Was die Aborigines sich vom Papst erhoffen

Benedikt trifft Barangaroo

Die Schiffsfahrt des Papstes am Donnerstag von Rose Bay über die Hafenbucht von Sydney zu seinem ersten Zusammentreffen mit den 200.000 Weltjugendtagspilgern in Barangaroo wird auch Sightseeing sein.
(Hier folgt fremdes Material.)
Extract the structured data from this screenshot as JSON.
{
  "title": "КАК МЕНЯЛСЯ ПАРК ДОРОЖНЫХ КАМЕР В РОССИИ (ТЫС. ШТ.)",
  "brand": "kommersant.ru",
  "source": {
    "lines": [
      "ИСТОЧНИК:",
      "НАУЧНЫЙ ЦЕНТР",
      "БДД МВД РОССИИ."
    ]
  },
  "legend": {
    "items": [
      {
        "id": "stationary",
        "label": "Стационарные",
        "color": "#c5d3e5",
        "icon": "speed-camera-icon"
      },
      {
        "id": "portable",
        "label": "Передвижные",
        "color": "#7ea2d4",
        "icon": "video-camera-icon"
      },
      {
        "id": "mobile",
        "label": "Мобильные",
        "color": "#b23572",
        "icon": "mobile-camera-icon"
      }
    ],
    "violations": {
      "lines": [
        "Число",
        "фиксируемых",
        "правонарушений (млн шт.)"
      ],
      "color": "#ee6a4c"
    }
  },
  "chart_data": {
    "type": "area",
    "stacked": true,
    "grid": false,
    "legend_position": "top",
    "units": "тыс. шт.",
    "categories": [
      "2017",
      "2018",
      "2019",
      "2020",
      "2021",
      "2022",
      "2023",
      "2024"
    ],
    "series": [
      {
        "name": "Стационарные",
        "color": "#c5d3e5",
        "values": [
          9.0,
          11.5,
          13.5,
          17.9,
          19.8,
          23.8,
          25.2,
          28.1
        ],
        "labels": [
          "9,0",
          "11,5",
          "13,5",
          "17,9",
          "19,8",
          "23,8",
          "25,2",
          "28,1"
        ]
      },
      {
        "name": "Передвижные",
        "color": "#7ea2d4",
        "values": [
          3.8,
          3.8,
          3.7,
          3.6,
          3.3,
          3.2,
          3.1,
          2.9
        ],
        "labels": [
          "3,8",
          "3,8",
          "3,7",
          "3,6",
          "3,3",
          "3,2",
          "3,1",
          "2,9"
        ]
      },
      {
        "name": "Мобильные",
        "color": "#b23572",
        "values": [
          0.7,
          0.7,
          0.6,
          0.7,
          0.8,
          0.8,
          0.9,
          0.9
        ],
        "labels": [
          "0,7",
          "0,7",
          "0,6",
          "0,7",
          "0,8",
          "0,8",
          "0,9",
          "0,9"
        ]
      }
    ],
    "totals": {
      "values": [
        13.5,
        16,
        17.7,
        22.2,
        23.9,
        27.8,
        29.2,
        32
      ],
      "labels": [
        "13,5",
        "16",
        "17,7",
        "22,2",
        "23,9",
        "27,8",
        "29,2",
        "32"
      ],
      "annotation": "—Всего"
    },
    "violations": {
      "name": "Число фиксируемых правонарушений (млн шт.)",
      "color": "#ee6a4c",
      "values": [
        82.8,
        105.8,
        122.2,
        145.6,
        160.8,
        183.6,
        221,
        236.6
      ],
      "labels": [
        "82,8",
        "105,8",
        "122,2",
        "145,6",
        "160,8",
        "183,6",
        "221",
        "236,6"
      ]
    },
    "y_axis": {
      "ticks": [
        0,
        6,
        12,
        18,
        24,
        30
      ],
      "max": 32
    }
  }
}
Benedikt XVI. ist zum ersten Mal in seinem 81-jährigen Leben "down under", und der Hafen von Sydney mit den weltberühmten Wahrzeichen der Stadt, dem Opernhaus und der "Kleiderbügel" genannten Hafenbrücke, gehören zu den Highlights jeden Australien-Reisenden.

 (DR)

Die Hafenbucht ist ein zentraler spiritueller und kultureller Ort der australischen Ureinwohner, die seit mehr als 50.000 Jahren auf dem fünften Kontinent zuhause sind. "Der Papst wird auf der Schiffsfahrt nach Barangaroo auch die Aboriginal-Geschichte Sydneys kennenlernen", sagt Pater Matt Digges, WJT-Koordinator für die Aboriginal-Events.

Verbindung zwischen Weiß und Schwarz
Das Opernhaus des dänischen Architekten Joern Utzon verbindet wie kein anderer Ort in Sydney das weiße und das schwarze Australien.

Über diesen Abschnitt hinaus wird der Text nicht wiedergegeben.